Ford traza dos líneas
narrativas que habrán de confluir, al final, en el juicio clandestino de los
combatientes contra el delator: por una parte, la larga noche hacia la
perdición de un hombre manejado a su antojo por el primer vivales que descubre
que posee ese «tesoro» de 40 libras y está dispuesto a esquilmárselo en
invitaciones y francachelas, burdel de lujo incluido; y, por otra, las
indagaciones clandestinas del Ejército de Liberación para dar con el culpable
de la delación, en el bien entendido de que tal acto es el mas infamante de los
actos posibles, y más, en una situación de lucha contra el invasor, algo que
este también comparte, lo que se manifiesta cinematográficamente de un modo
excepcional en el modo como el «traidor» es pagado, acercándole con un bastón
el dinero sobre la mesa, para ni siquiera tocar lo que consideran algo «sucio».

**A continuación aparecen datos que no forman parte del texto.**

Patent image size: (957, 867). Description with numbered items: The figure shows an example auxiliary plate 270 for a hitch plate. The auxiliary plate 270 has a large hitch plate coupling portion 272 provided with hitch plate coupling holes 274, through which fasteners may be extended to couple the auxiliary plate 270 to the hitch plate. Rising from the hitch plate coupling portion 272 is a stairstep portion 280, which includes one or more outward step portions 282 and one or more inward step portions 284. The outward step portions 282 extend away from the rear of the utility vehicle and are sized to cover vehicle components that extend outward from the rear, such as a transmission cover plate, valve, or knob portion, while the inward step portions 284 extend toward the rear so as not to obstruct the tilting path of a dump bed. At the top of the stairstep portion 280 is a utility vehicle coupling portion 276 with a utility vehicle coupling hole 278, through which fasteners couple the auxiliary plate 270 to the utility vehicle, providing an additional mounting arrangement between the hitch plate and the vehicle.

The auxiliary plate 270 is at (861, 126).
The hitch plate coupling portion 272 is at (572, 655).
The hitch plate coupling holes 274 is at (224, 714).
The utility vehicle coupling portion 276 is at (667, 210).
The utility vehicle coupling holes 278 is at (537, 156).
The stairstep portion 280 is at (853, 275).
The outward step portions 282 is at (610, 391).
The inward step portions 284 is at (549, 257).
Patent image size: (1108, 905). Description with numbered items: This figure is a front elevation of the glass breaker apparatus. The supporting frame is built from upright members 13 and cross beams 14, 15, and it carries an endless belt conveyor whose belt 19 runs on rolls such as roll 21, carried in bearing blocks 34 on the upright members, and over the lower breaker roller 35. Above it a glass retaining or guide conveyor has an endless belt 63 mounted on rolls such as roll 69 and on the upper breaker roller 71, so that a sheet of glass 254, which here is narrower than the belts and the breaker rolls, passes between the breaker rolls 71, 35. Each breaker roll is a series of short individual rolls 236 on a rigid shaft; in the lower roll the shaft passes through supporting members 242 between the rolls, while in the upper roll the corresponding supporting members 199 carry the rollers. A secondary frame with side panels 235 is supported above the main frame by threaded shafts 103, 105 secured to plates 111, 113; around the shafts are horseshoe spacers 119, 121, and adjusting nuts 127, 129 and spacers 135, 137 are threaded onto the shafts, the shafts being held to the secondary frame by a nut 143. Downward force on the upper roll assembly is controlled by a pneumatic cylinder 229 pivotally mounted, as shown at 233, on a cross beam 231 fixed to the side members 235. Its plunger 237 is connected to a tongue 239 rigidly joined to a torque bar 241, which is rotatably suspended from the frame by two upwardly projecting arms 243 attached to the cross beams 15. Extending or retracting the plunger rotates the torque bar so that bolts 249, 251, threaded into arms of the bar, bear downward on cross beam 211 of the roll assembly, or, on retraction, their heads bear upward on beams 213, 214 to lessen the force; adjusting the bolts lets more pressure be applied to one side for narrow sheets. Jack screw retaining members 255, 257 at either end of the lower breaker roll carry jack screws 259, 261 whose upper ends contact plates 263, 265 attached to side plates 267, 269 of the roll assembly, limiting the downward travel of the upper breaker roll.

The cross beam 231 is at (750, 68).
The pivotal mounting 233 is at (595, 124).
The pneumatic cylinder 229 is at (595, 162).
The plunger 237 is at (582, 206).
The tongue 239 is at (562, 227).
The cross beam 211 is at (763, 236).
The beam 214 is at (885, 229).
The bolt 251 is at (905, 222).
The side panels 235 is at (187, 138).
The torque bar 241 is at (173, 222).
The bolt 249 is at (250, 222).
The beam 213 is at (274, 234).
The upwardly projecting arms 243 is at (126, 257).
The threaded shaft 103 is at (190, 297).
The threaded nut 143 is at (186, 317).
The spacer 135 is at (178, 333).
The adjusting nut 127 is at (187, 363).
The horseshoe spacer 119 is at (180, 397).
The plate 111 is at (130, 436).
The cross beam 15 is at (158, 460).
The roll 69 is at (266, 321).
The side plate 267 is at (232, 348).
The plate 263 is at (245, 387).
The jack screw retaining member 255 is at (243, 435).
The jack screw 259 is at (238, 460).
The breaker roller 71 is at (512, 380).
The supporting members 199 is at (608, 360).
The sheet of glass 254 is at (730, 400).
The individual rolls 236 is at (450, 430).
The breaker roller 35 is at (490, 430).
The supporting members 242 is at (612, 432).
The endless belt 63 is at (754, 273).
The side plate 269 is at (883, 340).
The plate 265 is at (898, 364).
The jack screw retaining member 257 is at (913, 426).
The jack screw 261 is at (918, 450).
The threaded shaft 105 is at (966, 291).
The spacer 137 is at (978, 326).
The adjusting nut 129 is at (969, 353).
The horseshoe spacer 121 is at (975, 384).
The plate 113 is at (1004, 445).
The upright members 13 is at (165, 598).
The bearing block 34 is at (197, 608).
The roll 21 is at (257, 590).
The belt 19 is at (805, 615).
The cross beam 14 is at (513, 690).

Toda la película está llena de detalles de ese profundo simbolismo y de una
espectacular imaginería; y parte de esa realización lo forma la aparición en
las húmedas paredes del cartel del prófugo como una dentellada en la conciencia
del traidor. Todo, al protagonista, se le vuelve inhóspito, y a pesar de que su
generosidad lo entroniza como el campeón de los hambrientos y remediador de
doncellas, por lo que sucede en el burdel, pero que no revelo, él sigue sin querer
ser consciente de que lo que hizo no se debiera a la causa mayor de facilitar a
su enamorada un pasaje para Usamérica y sacarla, así, dela pobreza y la humillación
del ejercicio de la prostitución.
No quiero
revelar muchos detalles de la película, porque quienes no la hayan visto se van
a llevar un sorpresón. Está claro, por lo que he dicho, que se trata de una
película en la que el protagonista ha de realizar un prodigio de interpretación
para empatizar con él y seguir con el alma en vilo su viaje al fondo de la
noche. Y así sucede, Victor McLaglen hizo el papel de su vida y ganó en 1935 el
Oscar al mejor actor, lo que le reconocía como uno de los grandes. No fue el
único papel importante en su carrera, pero sí aquel en el que el protagonismo
suyo acapara casi toda la película, ¡y no defraudó! Solo quiero mencionar que,
a mi modesto entender crítico, Ford subrayó, muy tímidamente, un cierto
paralelismo entre Frankestein y este Gyipo descomunal cuya fortaleza física es
tan potente como enorme su debilidad
mental. Hay una escena en casa de la enamorada, donde se ha refugiado tras escapar
de sus captores y del primer intento de «ejecución», junto a la chimenea
encendida, con ella acunándolo en su regazo que parece propiamente la escena
del monstruo con la niña junto a las aguas en el clásico de James Whale: El
monstruo y la pureza de corazón. Antes, hemos de recordarlo, cuando él le da a
ella las libras para que se saque el pasaje, cuando ella se entera del origen
de los dineros, estos se le caen de las manos…
Ford tiene
cuatro Oscar al mejor director y, francamente, pocos me parecen, dada la
envergadura de buena parte de su producción. El delator le hizo conseguir
el primero, pero, para entonces, Ford era ya una leyenda dentro del cine…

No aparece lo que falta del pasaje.